The air force is spending nearly $100 million on upgrading each of the E-8Cs operated by reservists (the Air National Guard). This includes some new engines, an Internet-like communications capability, long range optical sensors (like that on combat aircraft targeting pods), and the ability to search water surfaces. These aircraft are organized into three units, one of which is in the reserves. In the last decade, JSTARS have flown over 5,200 missions, averaging about 12 hours each.

The E-8 is a militarized Boeing 707 (a 1950s design also used for the KC-135 aerial tanker and other U.S. Air Force electronics warfare aircraft). The main capability is the JSTARS ground search radar. This system has two modes: wide area (showing a 25 by 20 kilometer area) and detailed (4,000 by 5,000 meters). The radar can see out to several hundred kilometers and each screen full of information could be saved and brought back later to compare to another view (to see what has moved).
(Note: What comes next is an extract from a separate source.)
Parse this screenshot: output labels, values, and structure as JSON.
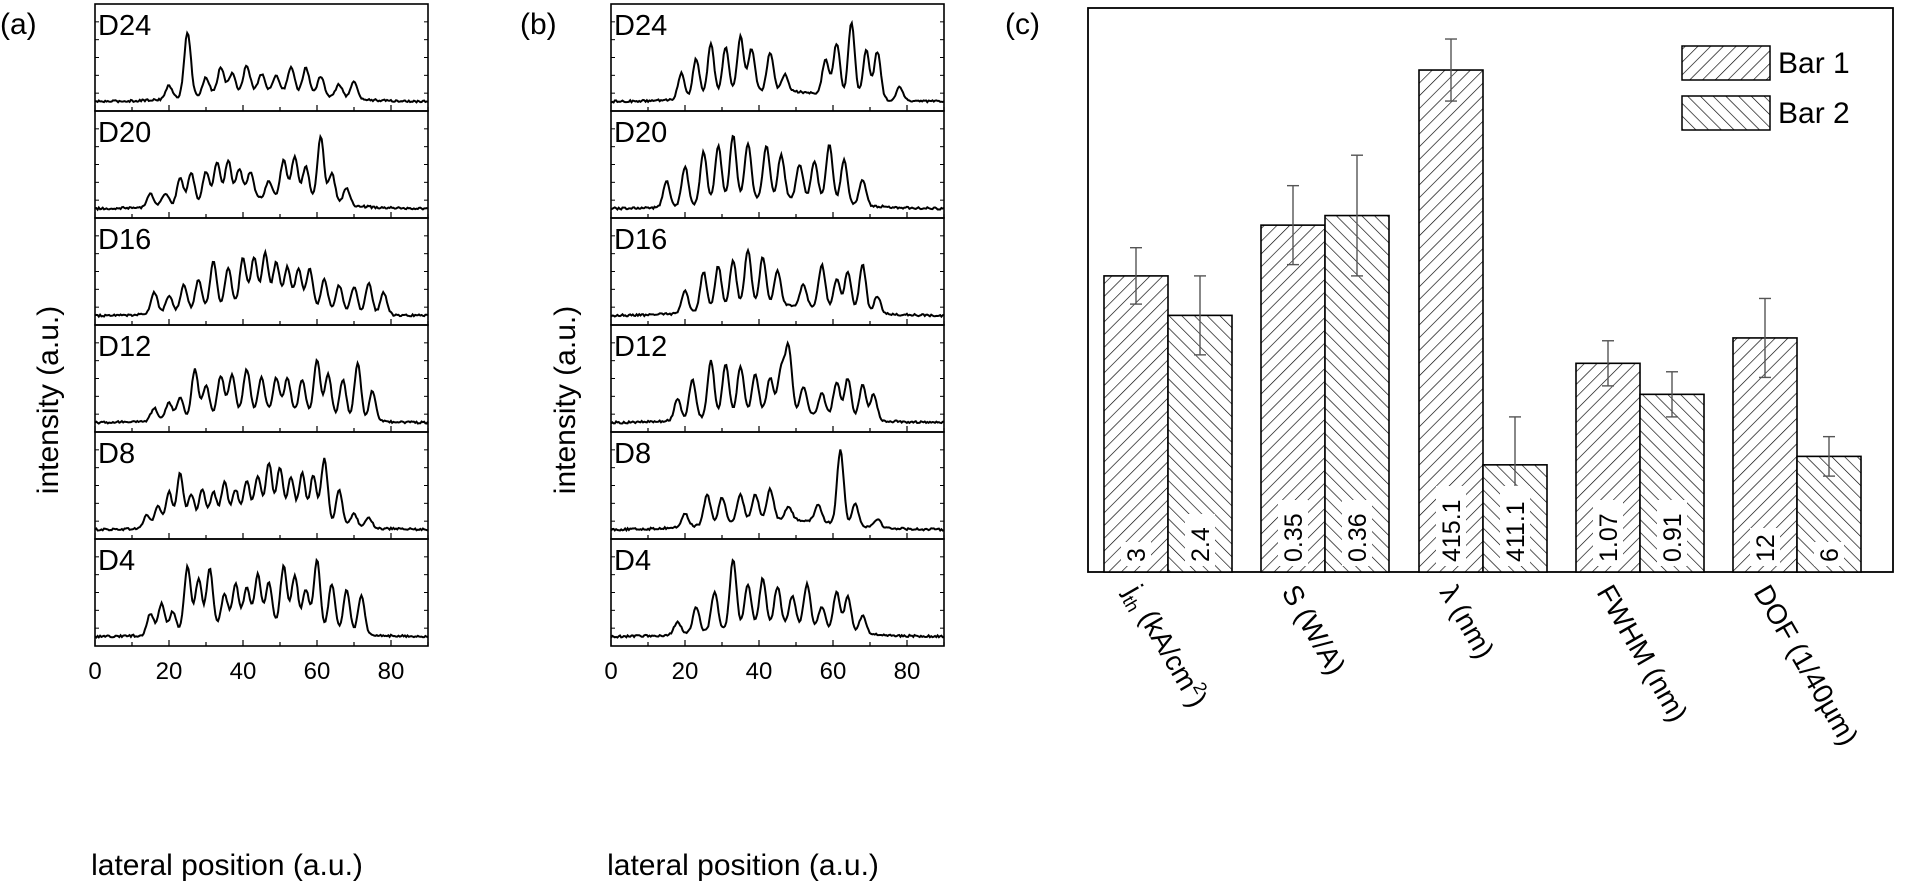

In this manner, operators can track the movement of ground vehicles or ships. Operators can also use the detail mode to pick out specific details of what's going on down there, like tracking the movement of many small missile boats trying to rush an American warship. JSTARS can stay up there for over 12 hours at a time and two or more JSTARS can operate in shifts to provide 24/7 coverage.

The E-8C can be kept in service another 40 years, although will probably be replaced by cheaper, unmanned, aircraft in another decade or so. JSTARS first proved its worth during the 1991 Gulf War, where it accurately, and in real time, tracked the movement of Coalition and Iraqi ground forces. Most recently it was used in Libya and continues to operate over Afghanistan.